The Policy also provides the option for additional insureds to assert claims. Id. Based on her Petition, Tymon only alleges her claim as owner of the damaged property and does not allege any facts that could support a finding that she is an “additional insured” named in the Policy. R. Doc. 1-1 at 1-2. Thus, the Court finds that Tymon is not an additional insured of the Policy.
b. Whether the Policy Covers Tymon as a “Third-Party Beneficiary”
To qualify as a third-party beneficiary under Louisiana law, there must be a “manifestly clear” stipulation that the benefit has been conferred. Price v. Housing Authority of New Orleans, 433 Fed. App'x 446, 450 (5th Cir. 2011); La. Civ. Code Ann. art. 1978; see also Moton, 2023 WL 5804365, at *3 (“To be considered as a third-party beneficiary under Louisiana law, the stipulation must be ‘manifestly clear' and is never presumed'”) (internal citation omitted). In her petition, Tymon does not cite to any Policy provisions that indicate, let alone make it “manifestly clear,” that she is a third-party beneficiary. Hence, she is not a third-party beneficiary under the Policy.

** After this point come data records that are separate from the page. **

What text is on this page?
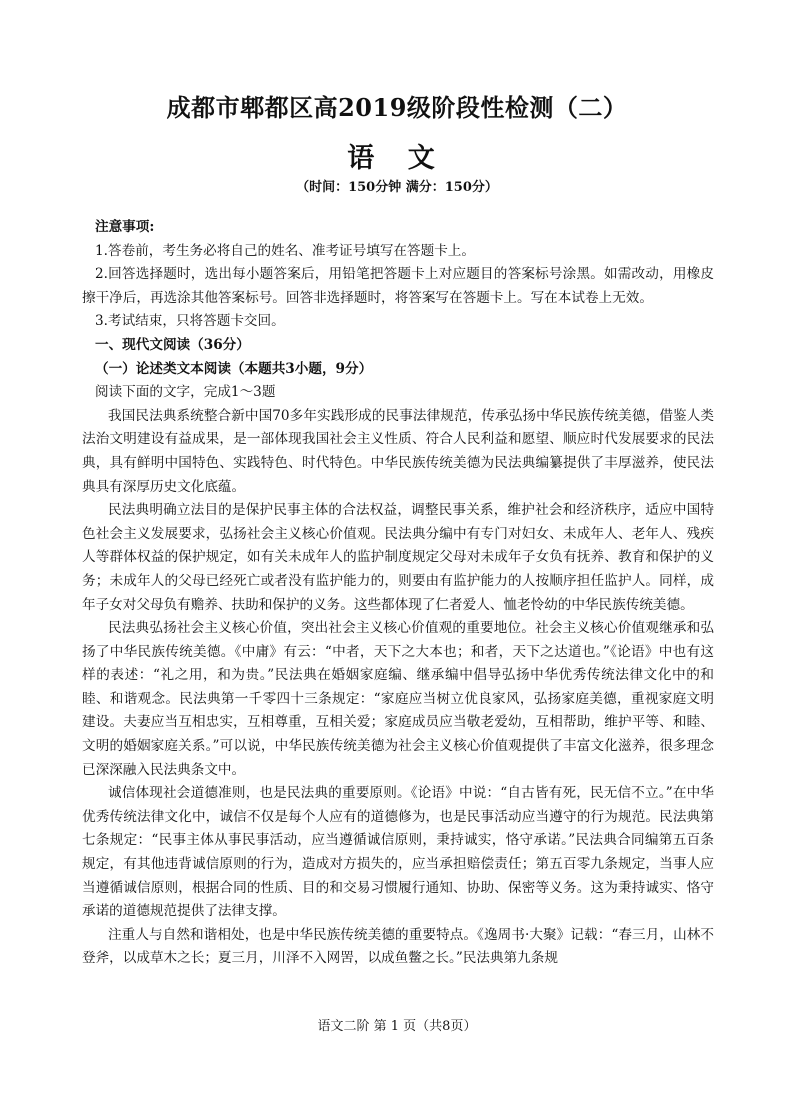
成都市郫都区高2019级阶段性检测（二）
语 文
（时间：150分钟 满分：150分）

注意事项:

1.答卷前，考生务必将自己的姓名、准考证号填写在答题卡上。

2.回答选择题时，选出每小题答案后，用铅笔把答题卡上对应题目的答案标号涂黑。如需改动，用橡皮擦干净后，再选涂其他答案标号。回答非选择题时，将答案写在答题卡上。写在本试卷上无效。

3.考试结束，只将答题卡交回。

一、现代文阅读（36分）

（一）论述类文本阅读（本题共3小题，9分）

阅读下面的文字，完成1～3题

我国民法典系统整合新中国70多年实践形成的民事法律规范，传承弘扬中华民族传统美德，借鉴人类法治文明建设有益成果，是一部体现我国社会主义性质、符合人民利益和愿望、顺应时代发展要求的民法典，具有鲜明中国特色、实践特色、时代特色。中华民族传统美德为民法典编纂提供了丰厚滋养，使民法典具有深厚历史文化底蕴。

民法典明确立法目的是保护民事主体的合法权益，调整民事关系，维护社会和经济秩序，适应中国特色社会主义发展要求，弘扬社会主义核心价值观。民法典分编中有专门对妇女、未成年人、老年人、残疾人等群体权益的保护规定，如有关未成年人的监护制度规定父母对未成年子女负有抚养、教育和保护的义务；未成年人的父母已经死亡或者没有监护能力的，则要由有监护能力的人按顺序担任监护人。同样，成年子女对父母负有赡养、扶助和保护的义务。这些都体现了仁者爱人、恤老怜幼的中华民族传统美德。

民法典弘扬社会主义核心价值，突出社会主义核心价值观的重要地位。社会主义核心价值观继承和弘扬了中华民族传统美德。《中庸》有云：“中者，天下之大本也；和者，天下之达道也。”《论语》中也有这样的表述：“礼之用，和为贵。”民法典在婚姻家庭编、继承编中倡导弘扬中华优秀传统法律文化中的和睦、和谐观念。民法典第一千零四十三条规定：“家庭应当树立优良家风，弘扬家庭美德，重视家庭文明建设。夫妻应当互相忠实，互相尊重，互相关爱；家庭成员应当敬老爱幼，互相帮助，维护平等、和睦、文明的婚姻家庭关系。”可以说，中华民族传统美德为社会主义核心价值观提供了丰富文化滋养，很多理念已深深融入民法典条文中。

诚信体现社会道德准则，也是民法典的重要原则。《论语》中说：“自古皆有死，民无信不立。”在中华优秀传统法律文化中，诚信不仅是每个人应有的道德修为，也是民事活动应当遵守的行为规范。民法典第七条规定：“民事主体从事民事活动，应当遵循诚信原则，秉持诚实，恪守承诺。”民法典合同编第五百条规定，有其他违背诚信原则的行为，造成对方损失的，应当承担赔偿责任；第五百零九条规定，当事人应当遵循诚信原则，根据合同的性质、目的和交易习惯履行通知、协助、保密等义务。这为秉持诚实、恪守承诺的道德规范提供了法律支撑。

注重人与自然和谐相处，也是中华民族传统美德的重要特点。《逸周书·大聚》记载：“春三月，山林不登斧，以成草木之长；夏三月，川泽不入网罟，以成鱼鳖之长。”民法典第九条规

语文二阶 第 1 页（共8页）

According to the facts pleaded in Plaintiff's Petition, she is neither a named insured, additional insured, nor is she an intended third-party beneficiary to the Policy. She also failed to submit a response in opposition to the instant motion on how she may fall under any of those categories. Because she cannot recover for the damage to her property under the Policy, the Court finds that her state law claims must be dismissed.
IV. CONCLUSION
Accordingly, State Farm Fire and Casualty Company's 12(b)(6) Motion, R. Doc. 7, is GRANTED. June Tymon's claims are hereby DISMISSED against State Farm Fire and Casualty Company WITHOUT PREJUDICE. Tymon is granted leave to file an amended complaint within thirty days to remedy the pleading deficiencies identified in this Order and Reasons.